The doctor stepped into the room, and began once more to break the news. “This is Mrs. O’Donough, is it not?” he said. “I’m a doctor, and I am sorry to have to say there has been an accident, and Mr. O’Donough is—is under treatment.”
Here the driver and the man from the bakery brought in the stretcher.
When the tall woman saw this she gripped the arm of the other and hissed out, “Is it it?” Then she turned her back on the body and sank her head on her friend’s shoulder.
The other woman made signs to the doctor to say little or nothing.
The driver and the baker took a thin counterpane off the bed, which stood against the wall. Then they lifted the body from the stretcher to the bed, and covered it with the counterpane.
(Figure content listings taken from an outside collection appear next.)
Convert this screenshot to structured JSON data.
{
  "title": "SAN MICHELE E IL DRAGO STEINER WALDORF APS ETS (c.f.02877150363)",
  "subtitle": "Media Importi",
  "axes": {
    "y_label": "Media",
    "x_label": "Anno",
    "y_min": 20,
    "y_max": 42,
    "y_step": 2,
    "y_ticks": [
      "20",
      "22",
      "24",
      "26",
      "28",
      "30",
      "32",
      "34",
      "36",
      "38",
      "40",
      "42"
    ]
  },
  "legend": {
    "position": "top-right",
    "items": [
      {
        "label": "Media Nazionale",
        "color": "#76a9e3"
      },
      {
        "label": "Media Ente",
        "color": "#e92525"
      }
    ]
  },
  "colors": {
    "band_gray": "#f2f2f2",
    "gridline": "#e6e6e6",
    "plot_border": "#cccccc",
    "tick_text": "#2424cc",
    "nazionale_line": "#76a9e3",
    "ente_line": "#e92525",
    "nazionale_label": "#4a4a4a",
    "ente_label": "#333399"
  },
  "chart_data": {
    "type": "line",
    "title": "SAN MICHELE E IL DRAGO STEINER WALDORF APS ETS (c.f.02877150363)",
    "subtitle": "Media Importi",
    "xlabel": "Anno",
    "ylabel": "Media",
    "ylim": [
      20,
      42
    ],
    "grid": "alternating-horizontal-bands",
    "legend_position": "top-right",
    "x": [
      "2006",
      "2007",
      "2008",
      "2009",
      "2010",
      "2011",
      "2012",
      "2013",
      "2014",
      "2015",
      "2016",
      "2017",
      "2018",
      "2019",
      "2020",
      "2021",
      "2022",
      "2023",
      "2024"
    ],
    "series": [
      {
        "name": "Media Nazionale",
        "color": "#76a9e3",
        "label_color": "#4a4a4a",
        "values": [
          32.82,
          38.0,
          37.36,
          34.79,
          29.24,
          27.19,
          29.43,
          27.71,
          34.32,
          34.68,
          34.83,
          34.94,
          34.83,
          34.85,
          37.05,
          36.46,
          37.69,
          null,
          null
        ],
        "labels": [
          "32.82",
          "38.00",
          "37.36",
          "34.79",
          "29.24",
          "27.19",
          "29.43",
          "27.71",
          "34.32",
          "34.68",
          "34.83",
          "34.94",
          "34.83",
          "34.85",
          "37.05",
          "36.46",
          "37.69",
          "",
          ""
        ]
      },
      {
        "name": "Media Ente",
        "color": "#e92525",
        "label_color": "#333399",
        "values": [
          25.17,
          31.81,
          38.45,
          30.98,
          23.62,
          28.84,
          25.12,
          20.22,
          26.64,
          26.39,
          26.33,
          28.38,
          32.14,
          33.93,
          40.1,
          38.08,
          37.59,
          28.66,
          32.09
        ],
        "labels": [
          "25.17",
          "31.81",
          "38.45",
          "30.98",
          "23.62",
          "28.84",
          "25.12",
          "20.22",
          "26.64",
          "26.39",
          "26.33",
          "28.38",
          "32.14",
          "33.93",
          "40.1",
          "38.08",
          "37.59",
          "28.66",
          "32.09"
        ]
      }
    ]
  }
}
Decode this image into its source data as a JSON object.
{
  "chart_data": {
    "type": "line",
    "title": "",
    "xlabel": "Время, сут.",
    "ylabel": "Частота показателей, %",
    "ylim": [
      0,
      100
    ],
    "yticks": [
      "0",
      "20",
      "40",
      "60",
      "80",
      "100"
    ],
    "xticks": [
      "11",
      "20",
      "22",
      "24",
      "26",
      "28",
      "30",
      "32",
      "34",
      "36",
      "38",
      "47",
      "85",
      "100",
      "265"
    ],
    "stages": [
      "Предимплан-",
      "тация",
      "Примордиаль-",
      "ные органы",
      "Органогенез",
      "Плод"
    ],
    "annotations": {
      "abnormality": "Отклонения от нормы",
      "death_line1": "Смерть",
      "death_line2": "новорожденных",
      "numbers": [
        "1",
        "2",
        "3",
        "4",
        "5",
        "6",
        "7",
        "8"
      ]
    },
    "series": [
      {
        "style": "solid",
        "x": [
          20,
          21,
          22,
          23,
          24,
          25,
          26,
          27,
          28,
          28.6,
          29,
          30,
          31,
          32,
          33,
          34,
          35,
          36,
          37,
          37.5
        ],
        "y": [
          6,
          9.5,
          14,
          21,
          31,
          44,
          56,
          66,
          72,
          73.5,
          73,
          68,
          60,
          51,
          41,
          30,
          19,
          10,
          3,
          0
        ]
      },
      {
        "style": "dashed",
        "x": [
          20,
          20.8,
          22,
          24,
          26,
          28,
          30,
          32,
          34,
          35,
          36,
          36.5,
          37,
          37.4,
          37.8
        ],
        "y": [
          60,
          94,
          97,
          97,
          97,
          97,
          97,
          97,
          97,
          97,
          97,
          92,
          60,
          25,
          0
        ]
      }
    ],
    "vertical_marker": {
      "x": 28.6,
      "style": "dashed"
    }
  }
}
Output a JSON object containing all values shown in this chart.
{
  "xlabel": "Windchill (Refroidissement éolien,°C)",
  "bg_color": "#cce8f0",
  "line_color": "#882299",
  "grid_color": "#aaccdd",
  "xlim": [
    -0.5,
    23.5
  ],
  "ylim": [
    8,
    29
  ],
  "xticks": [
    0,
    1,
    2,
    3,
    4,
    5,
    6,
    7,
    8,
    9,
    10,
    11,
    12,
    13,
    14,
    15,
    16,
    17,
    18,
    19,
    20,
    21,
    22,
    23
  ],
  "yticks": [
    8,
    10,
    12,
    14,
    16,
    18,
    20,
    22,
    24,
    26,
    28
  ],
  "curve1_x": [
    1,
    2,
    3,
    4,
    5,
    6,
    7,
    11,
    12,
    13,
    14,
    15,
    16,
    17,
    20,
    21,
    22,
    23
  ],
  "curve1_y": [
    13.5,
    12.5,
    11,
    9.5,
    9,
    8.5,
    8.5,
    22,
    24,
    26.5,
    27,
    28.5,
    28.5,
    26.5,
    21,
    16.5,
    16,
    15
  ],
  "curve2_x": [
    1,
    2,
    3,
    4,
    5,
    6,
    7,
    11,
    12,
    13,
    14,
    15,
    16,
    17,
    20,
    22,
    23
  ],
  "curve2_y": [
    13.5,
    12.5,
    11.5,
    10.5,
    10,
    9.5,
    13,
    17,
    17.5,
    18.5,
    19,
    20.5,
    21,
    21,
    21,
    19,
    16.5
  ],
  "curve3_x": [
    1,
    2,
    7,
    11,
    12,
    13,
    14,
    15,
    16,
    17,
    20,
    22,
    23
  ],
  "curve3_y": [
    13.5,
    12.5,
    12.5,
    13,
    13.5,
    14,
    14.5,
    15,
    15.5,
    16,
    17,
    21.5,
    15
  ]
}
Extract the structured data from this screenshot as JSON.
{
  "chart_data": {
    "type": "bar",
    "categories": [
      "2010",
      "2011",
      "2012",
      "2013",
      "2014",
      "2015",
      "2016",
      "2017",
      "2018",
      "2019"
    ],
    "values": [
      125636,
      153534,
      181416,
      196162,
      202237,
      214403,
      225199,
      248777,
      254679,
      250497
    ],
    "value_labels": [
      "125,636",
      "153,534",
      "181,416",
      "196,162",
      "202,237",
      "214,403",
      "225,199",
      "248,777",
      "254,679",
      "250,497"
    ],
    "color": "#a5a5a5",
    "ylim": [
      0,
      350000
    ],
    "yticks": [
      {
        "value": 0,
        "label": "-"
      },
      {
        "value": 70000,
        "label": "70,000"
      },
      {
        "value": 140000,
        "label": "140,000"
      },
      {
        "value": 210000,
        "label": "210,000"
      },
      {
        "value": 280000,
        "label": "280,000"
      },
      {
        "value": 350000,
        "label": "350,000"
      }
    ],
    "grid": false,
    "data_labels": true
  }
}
The doctor did not know what to say in the face of the signals he was receiving from the widow’s friend.
“In case I can be of any assistance at any time,” he suggested—and then Mrs. O’Donough lifted her head and looked at him with her burning eyes—“if I can be of service, do not hesitate to call on me. Here is my card.”
As he felt his way down-stairs again he heard a hand-organ break out suddenly into a strident waltz.
When he came out into the street a few little children were dancing in couples, although most of them stood around the ambulance, gazing with morbid curiosity at the driver as he replaced the stretcher. At the door of the baker’s shop stood a knot of women talking it over; but in the Chinese laundry the irons went back and forth steadily, with no interest in what might happen in the street outside.
As the doctor took his seat in the vehicle a shriek came from the room he had just left—a shuddering, heartrending wail—then another—and then there was silence.